More than 70 percent of Americans can tell you who Babe Ruth was and he has not played the game in 80 years.  How many of you can name a single pro athlete from another sport in 1935?  How many of you can even name the President of the United States from that same year?

Baseball is different.

There is a connection that can be found in baseball that exists nowhere else in the world and in comes from a combination of all those things.  There is a difference between an athlete and a baseball player.  Sure, there are some great athletes on baseball fields, but by no means do all athletes have the capacity to become a baseball player. 

The difference is more than just hand-eye coordination.

America’s pastime is a thinking game; guessing pitches, game situations, base coverages, pick off plays, sacrifices, stolen bases, the list is nearly endless, with each element requiring an independent thought process.

This part of the game is passed down from one generation to the next; from fathers to sons, from brother to brother, from coach to player, forming bonds not only to each other, but also to the game itself.

This is why something as simple as a catch with Dad can become one of the great memories of childhood; there is a different aspect to the game that people who have never played just don’t understand.

Things that happened on the field prepared me for life’s successes and failures.  Learning that a team is no better than their weakest player prepared me to join the workforce.

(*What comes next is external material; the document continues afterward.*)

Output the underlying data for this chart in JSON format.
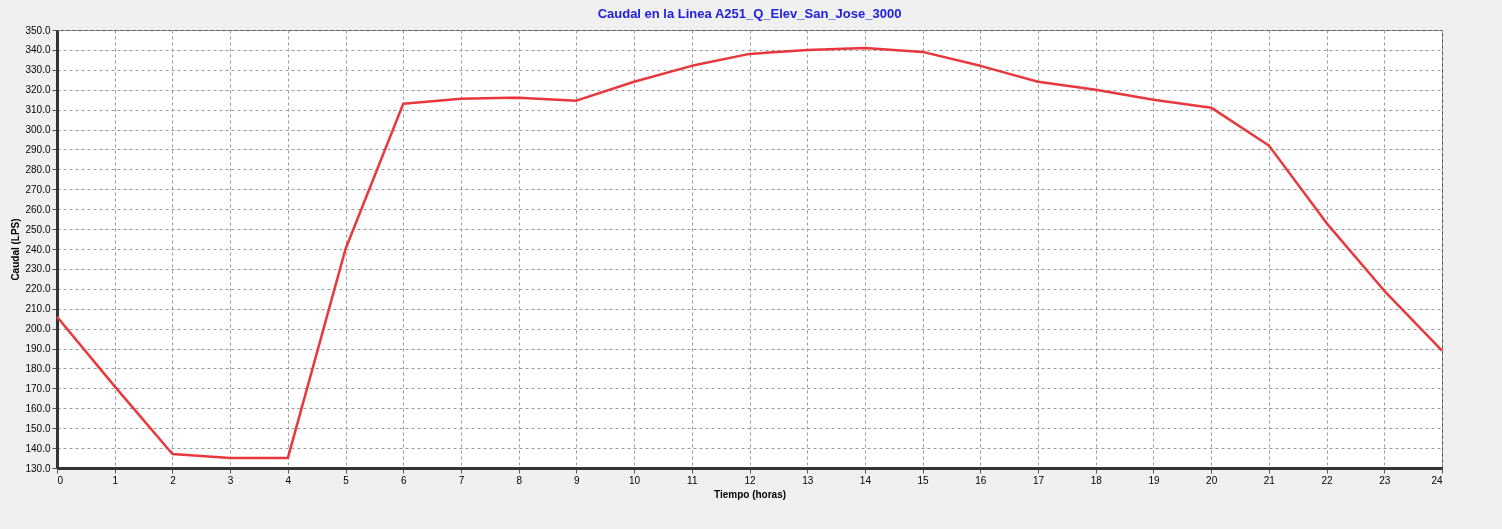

Working as a coach taught me how to teach in the classroom. The trials and tribulations of being a teammate prepared me for fatherhood.  

Baseball molded me into who I am.

Baseball is different. 

It's not just the feeling of the cool, green grass under your feet.  It's not just the sounds of the game, the chatter coming from each dugout.  It's the relationships you build, not only with your teammates, but with the game itself. 

Baseball has been there for me all of my life.  It was there for me when I was struggling to make friends in a new town as a kid. It was there for me when I was struggling to find my place in college.  It was there for me when I lost my job six months before my son was born. 

The Rangers World Series run in 2011 helped me survive my divorce.  The Rangers injury driven collapse of last season parodied my life as the first meaningful relationship since the divorce came to an end. 

Baseball held me together with the loss of my grandmother earlier this year.  My family received flowers from the baseball team, the athletic department, the school administration, and the school itself.  Four different arrangements, all through relationships formed by baseball. 

As we stood to receive guests in the funeral home, I looked up to see familiar faces from baseball.  Players, both current and former, coaches, school administration, and even a kid I had cut from the team.  Baseball was there. 

Baseball has helped shape who I am as a man, teaching me how to work for what I want, how to appropriately handle success and failure, and even helping to mold how I parent. 

Today baseball provides its annual fresh start and new beginning, symbolizing so much that is right with the world. 

It's opening day.  Welcome back, baseball.  I missed you. 

As we embrace opening day, enjoy the hope that is provided by the new season, understanding the fact that every team, if only for that one day, is even in the standings. 

We are hours away from baseball’s 2015 new beginning.

Are you ready for it? How will it mold you?